Sophie Dodgeon, from the national office of CAFOD, said, “Climate change is the single biggest threat to reducing poverty.
“The people CAFOD works with are experiencing the effects of changes in climate right now, whether it’s typhoons or floods destroying entire communities, or unpredictable seasons for farmers leaving millions hungry.
“The changing climate is also affecting the things we love at home, such as the price of our favourite foods.
“It’s great to see people of Eastbourne demanding action and standing in solidarity with people who are being affected by the changing climate. CAFOD would like to thank them for their support.”
And local rep Clare Szanto, said the real battle is making people aware of what is going on.
Through the local churches, she said people are very generous when it comes to various appeals, when they make the community aware of poverty around the world.
“We have the most overwhelming response when they know the facts, she said, “I think the trouble is people do not know the facts.”
As well as climate change, local candidates will be also be asked about the global tax system, promoting gender equality, supporting human rights of the world’s poor, international aid and the importance of Fairtrade.
One of the organising groups, Fairtrade Eastbourne, is particularly concerned with the latter.
It is a local campaign group which aims to promote shopping ethically in the town.

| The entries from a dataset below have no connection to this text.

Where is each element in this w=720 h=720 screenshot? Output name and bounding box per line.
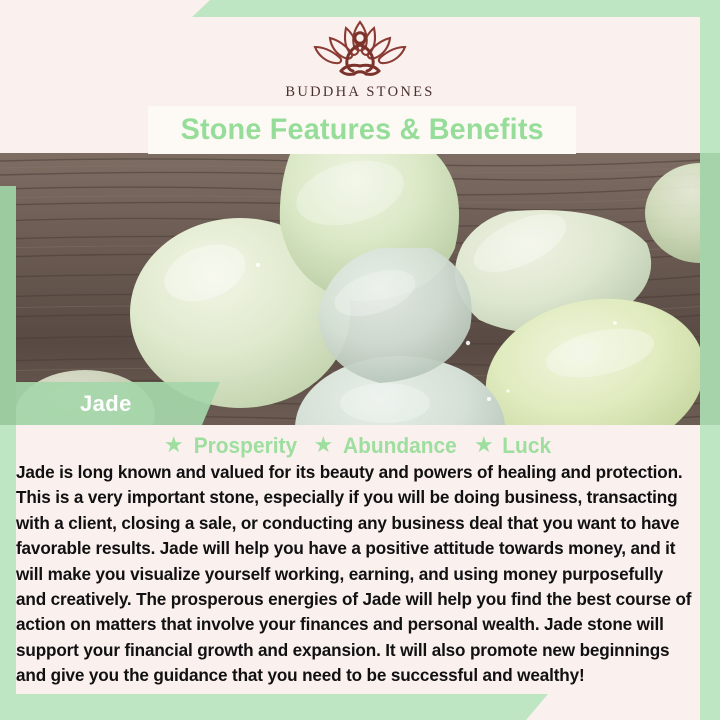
stone-description: Jade is long known and valued for its be… [16,460,694,689]
star-icon: ★ [164,434,184,456]
title-band: Stone Features & Benefits [148,106,576,154]
benefits-row: ★ Prosperity ★ Abundance ★ Luck [16,430,700,462]
infographic-page: BUDDHA STONES Stone Features & Benefits [0,0,720,720]
benefit-label: Abundance [343,433,457,459]
benefit-label: Luck [502,433,551,459]
benefit-item-abundance: ★ Abundance [313,433,460,459]
benefit-item-luck: ★ Luck [474,433,552,459]
brand-name: BUDDHA STONES [285,84,434,101]
star-icon: ★ [474,434,494,456]
brand-logo: BUDDHA STONES [0,14,720,114]
left-green-photo-overlay [0,186,16,425]
stone-name-label: Jade [80,391,132,417]
page-title: Stone Features & Benefits [180,113,543,147]
star-icon: ★ [313,434,333,456]
stone-name-banner: Jade [16,382,220,425]
benefit-label: Prosperity [193,433,296,459]
bottom-green-accent-band [0,694,548,720]
benefit-item-prosperity: ★ Prosperity [164,433,300,459]
lotus-meditation-icon [297,14,423,82]
right-green-photo-overlay [700,153,720,425]
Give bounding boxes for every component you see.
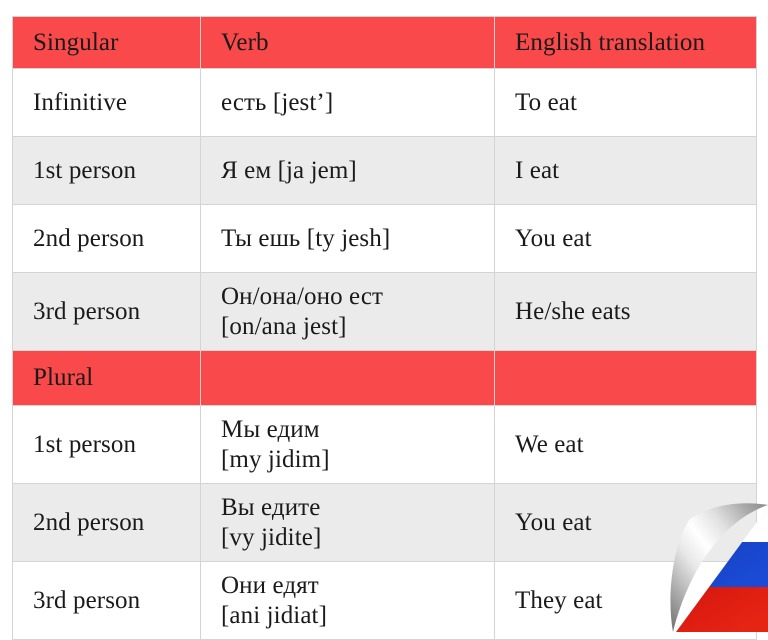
cell-verb: Вы едите [vy jidite] bbox=[201, 484, 495, 562]
verb-transliteration: [my jidim] bbox=[221, 445, 484, 475]
person-label: 3rd person bbox=[33, 586, 190, 616]
cell-verb: Мы едим [my jidim] bbox=[201, 406, 495, 484]
cell-verb: Я ем [ja jem] bbox=[201, 137, 495, 205]
person-label: 3rd person bbox=[33, 297, 190, 327]
table-row: 2nd person Ты ешь [ty jesh] You eat bbox=[13, 205, 757, 273]
cell-person: Infinitive bbox=[13, 69, 201, 137]
table-row: 3rd person Они едят [ani jidiat] They ea… bbox=[13, 562, 757, 640]
person-label: 2nd person bbox=[33, 508, 190, 538]
section-label-plural: Plural bbox=[33, 363, 190, 393]
english-label: You eat bbox=[515, 224, 746, 254]
english-label: You eat bbox=[515, 508, 746, 538]
section-cell-empty-verb bbox=[201, 351, 495, 406]
table-row: 3rd person Он/она/оно ест [on/ana jest] … bbox=[13, 273, 757, 351]
cell-person: 3rd person bbox=[13, 273, 201, 351]
verb-line: Я ем [ja jem] bbox=[221, 156, 484, 186]
cell-english: To eat bbox=[495, 69, 757, 137]
verb-transliteration: [on/ana jest] bbox=[221, 312, 484, 342]
verb-line: Вы едите bbox=[221, 493, 484, 523]
header-cell-singular: Singular bbox=[13, 17, 201, 69]
verb-line: есть [jest’] bbox=[221, 88, 484, 118]
verb-line: Мы едим bbox=[221, 415, 484, 445]
section-header-row-plural: Plural bbox=[13, 351, 757, 406]
cell-person: 2nd person bbox=[13, 205, 201, 273]
person-label: 1st person bbox=[33, 156, 190, 186]
table-body: Singular Verb English translation Infini… bbox=[13, 17, 757, 640]
cell-english: They eat bbox=[495, 562, 757, 640]
person-label: 2nd person bbox=[33, 224, 190, 254]
table-row: 1st person Я ем [ja jem] I eat bbox=[13, 137, 757, 205]
header-cell-english-translation: English translation bbox=[495, 17, 757, 69]
cell-verb: Они едят [ani jidiat] bbox=[201, 562, 495, 640]
english-label: We eat bbox=[515, 430, 746, 460]
table-header-row: Singular Verb English translation bbox=[13, 17, 757, 69]
cell-english: We eat bbox=[495, 406, 757, 484]
table-row: 2nd person Вы едите [vy jidite] You eat bbox=[13, 484, 757, 562]
cell-person: 2nd person bbox=[13, 484, 201, 562]
table-row: Infinitive есть [jest’] To eat bbox=[13, 69, 757, 137]
cell-person: 3rd person bbox=[13, 562, 201, 640]
section-cell-plural: Plural bbox=[13, 351, 201, 406]
cell-verb: есть [jest’] bbox=[201, 69, 495, 137]
verb-line: Ты ешь [ty jesh] bbox=[221, 224, 484, 254]
header-cell-verb: Verb bbox=[201, 17, 495, 69]
verb-transliteration: [vy jidite] bbox=[221, 523, 484, 553]
english-label: To eat bbox=[515, 88, 746, 118]
header-label-singular: Singular bbox=[33, 28, 190, 58]
cell-english: I eat bbox=[495, 137, 757, 205]
english-label: They eat bbox=[515, 586, 746, 616]
header-label-english-translation: English translation bbox=[515, 28, 746, 58]
cell-english: You eat bbox=[495, 205, 757, 273]
cell-person: 1st person bbox=[13, 406, 201, 484]
cell-person: 1st person bbox=[13, 137, 201, 205]
table-row: 1st person Мы едим [my jidim] We eat bbox=[13, 406, 757, 484]
person-label: Infinitive bbox=[33, 88, 190, 118]
cell-verb: Ты ешь [ty jesh] bbox=[201, 205, 495, 273]
cell-english: You eat bbox=[495, 484, 757, 562]
verb-line: Они едят bbox=[221, 571, 484, 601]
section-cell-empty-english bbox=[495, 351, 757, 406]
cell-verb: Он/она/оно ест [on/ana jest] bbox=[201, 273, 495, 351]
cell-english: He/she eats bbox=[495, 273, 757, 351]
header-label-verb: Verb bbox=[221, 28, 484, 58]
english-label: I eat bbox=[515, 156, 746, 186]
verb-conjugation-table: Singular Verb English translation Infini… bbox=[12, 16, 757, 640]
verb-transliteration: [ani jidiat] bbox=[221, 601, 484, 631]
verb-line: Он/она/оно ест bbox=[221, 282, 484, 312]
person-label: 1st person bbox=[33, 430, 190, 460]
english-label: He/she eats bbox=[515, 297, 746, 327]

It works to make consumers and businesses more aware of where products come from, whether it is coffee or clothes.
Stephen Brown from Fairtrade Eastbourne said, “We’re a campaign group trying to get people to think about how their shopping habits can help people overseas.
“As part of the local coalition of agencies putting on this hustings, Fairtrade Eastbourne is particularly wanting to challenge the candidates on issues of Fairtrade and trade justice in general.”
The group wants to make Eastbourne a fairtrade town and to ensure companies are more transparent about where their goods come from.
He cited the Rana Plaza disaster in 2013, when a clothing factory in Bangladesh burnt down, killing 1,129 people, and said there were some shops in Eastbourne whose goods may have come from this factory, or others like it.
Making people aware of where goods come from and how the labourers are being treated is a key part in changing how the world works when it comes to issues like slavery, fair pay and human rights.
“When you buy a cup of tea how much of it goes to the tea growers?” asked Mr Mansergh. “About one per cent or less.
“We have got to give the people who do hard work a return on their labour.”
At the hustings, Fairtrade Eastbourne will ask candidates about transparency in supply chains, how more people can be encouraged to buy more Fairtrade goods, and how much the government spends on overseas trade and development.
Other topics likely to come up include food poverty, with the World Food Programme saying 805 million people in the world do not have enough food - that is 11 per cent of the world’s population.
The charities also said UN Water figures show 732 million people do not have access to clean water, and 2.5 billion people (34 per cent of the world’s population) do not have access to adequate sanitation.
The groups said they are likely to ask the Eastbourne candidates what can be done about these figures, as well as the fact 17,000 children die from preventable diseases around the world every day.
The public are also invited to submit written questions for the candidates relating to the topics before the event. Visit www.ctfe.org.uk to fill out a form and for more information.
A more general hustings putting Eastbourne parliamentary candidates on the spot will be held on Thursday April 30.
The general election will be held on Thursday May 7.